I lavori di Caterina Massa attraggono l’osservatore grazie alla loro forza figurativa, anche se non compiuta totalmente, vi è, quindi, una sorta d’intento illustrativo col palese uso di metafore più familiari: il colore riesce a far immaginare le più nascoste verità come nel caso di certe “algose tane” di alcuni paesaggi sospesi tra l’orrido ed il grandioso della plastica, della decorazione, mai leziosa. E’ solenne, a volte; altre è descrittiva.

La ceramica, in un certo senso, pare aver “liberato e completato” la vita della Massa. Dedicarsi a tale materia per “raccontare” il suo metodo di sentire la ideazione contemporanea è, pure, una sorta di difesa contro le “dolenze” del mondo ed è una ragione per cercare di ghermire la serenità.
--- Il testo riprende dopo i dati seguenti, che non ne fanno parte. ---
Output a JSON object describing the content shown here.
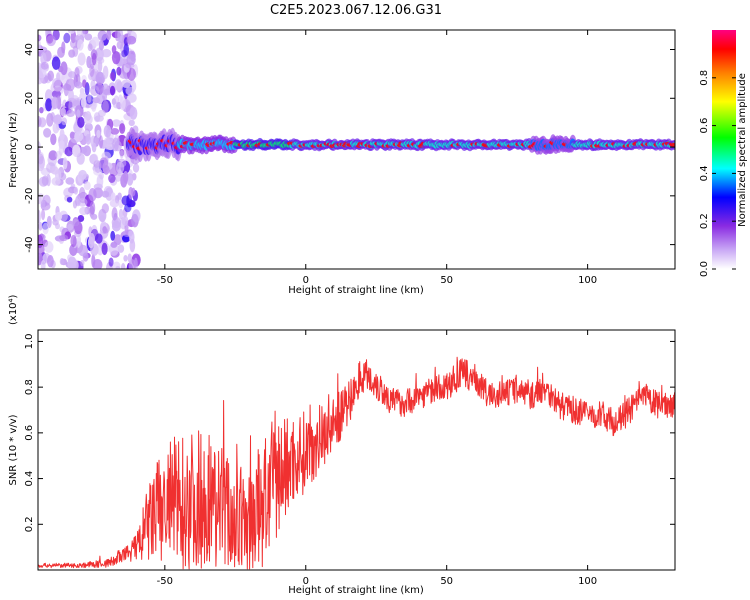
{
  "title": "C2E5.2023.067.12.06.G31",
  "chart_data": [
    {
      "type": "heatmap",
      "xlabel": "Height of straight line (km)",
      "ylabel": "Frequency (Hz)",
      "xlim": [
        -95,
        131
      ],
      "ylim": [
        -50,
        48
      ],
      "xticks": [
        "-50",
        "0",
        "50",
        "100"
      ],
      "yticks": [
        "-40",
        "-20",
        "0",
        "20",
        "40"
      ],
      "colorbar": {
        "label": "Normalized spectral amplitude",
        "range": [
          0,
          1
        ],
        "ticks": [
          "0.0",
          "0.2",
          "0.4",
          "0.6",
          "0.8"
        ],
        "colormap": [
          "#ffffff",
          "#c9a8f5",
          "#8a2be2",
          "#0000ff",
          "#00ffff",
          "#00ff00",
          "#ffff00",
          "#ff8000",
          "#ff0000",
          "#ff0080"
        ]
      },
      "noise_region_x": [
        -95,
        -60
      ],
      "signal_band_freq_hz": 1,
      "signal_segments": [
        {
          "x": [
            -63,
            -45
          ],
          "width_hz": 9,
          "level": 0.35
        },
        {
          "x": [
            -45,
            -25
          ],
          "width_hz": 5,
          "level": 0.5
        },
        {
          "x": [
            -25,
            -5
          ],
          "width_hz": 3,
          "level": 0.6
        },
        {
          "x": [
            -5,
            80
          ],
          "width_hz": 3,
          "level": 0.55
        },
        {
          "x": [
            80,
            95
          ],
          "width_hz": 5,
          "level": 0.45
        },
        {
          "x": [
            95,
            131
          ],
          "width_hz": 3,
          "level": 0.55
        }
      ]
    },
    {
      "type": "line",
      "xlabel": "Height of straight line (km)",
      "ylabel": "SNR (10 * v/v)",
      "yscale_note": "(x10⁴)",
      "xlim": [
        -95,
        131
      ],
      "ylim": [
        0,
        1.05
      ],
      "xticks": [
        "-50",
        "0",
        "50",
        "100"
      ],
      "yticks": [
        "0.2",
        "0.4",
        "0.6",
        "0.8",
        "1.0"
      ],
      "color": "#f03030",
      "series": [
        {
          "x": [
            -95,
            -80,
            -70,
            -65,
            -60,
            -55,
            -50,
            -45,
            -40,
            -35,
            -30,
            -25,
            -20,
            -15,
            -10,
            -5,
            0,
            5,
            10,
            15,
            20,
            25,
            30,
            35,
            40,
            45,
            50,
            55,
            60,
            65,
            70,
            75,
            80,
            85,
            90,
            95,
            100,
            105,
            110,
            115,
            120,
            125,
            131
          ],
          "values": [
            0.02,
            0.02,
            0.03,
            0.06,
            0.1,
            0.22,
            0.28,
            0.3,
            0.3,
            0.32,
            0.28,
            0.22,
            0.2,
            0.3,
            0.4,
            0.48,
            0.52,
            0.58,
            0.64,
            0.72,
            0.86,
            0.82,
            0.74,
            0.73,
            0.76,
            0.79,
            0.8,
            0.86,
            0.84,
            0.76,
            0.77,
            0.79,
            0.76,
            0.8,
            0.72,
            0.7,
            0.68,
            0.68,
            0.64,
            0.7,
            0.76,
            0.72,
            0.73
          ],
          "spread": [
            0.01,
            0.01,
            0.02,
            0.03,
            0.06,
            0.2,
            0.28,
            0.3,
            0.32,
            0.3,
            0.28,
            0.25,
            0.22,
            0.3,
            0.28,
            0.2,
            0.18,
            0.15,
            0.12,
            0.1,
            0.08,
            0.08,
            0.06,
            0.06,
            0.06,
            0.06,
            0.06,
            0.07,
            0.06,
            0.06,
            0.06,
            0.06,
            0.06,
            0.06,
            0.06,
            0.06,
            0.06,
            0.06,
            0.06,
            0.06,
            0.06,
            0.06,
            0.06
          ]
        }
      ]
    }
  ]
}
Pannelli, piatti, vasi, pesci, globi sono le forme con le quali la ceramica prende corpo. Globosità accattivanti, incavi alveolari, mari scossi con branchi di pesci che diventano metaforicamente “salati armenti”, concavità assorbenti che suggeriscono sciami di corpi celesti, visioni e frammenti di paesaggio ligustico, nature morte metafisiche e così via.

Un “portolano” iconografico dilatato, pronunciato con brillante maestria, supportato da una figurazione del tutto personale declinata con novità di accenti. La Massa, in tal modo, continua ad indagare la sfera dell’abituale, guardando dentro sé e verso gli altri con stupefacente tecnica e resa “pittorica” sempre originale e mai banale.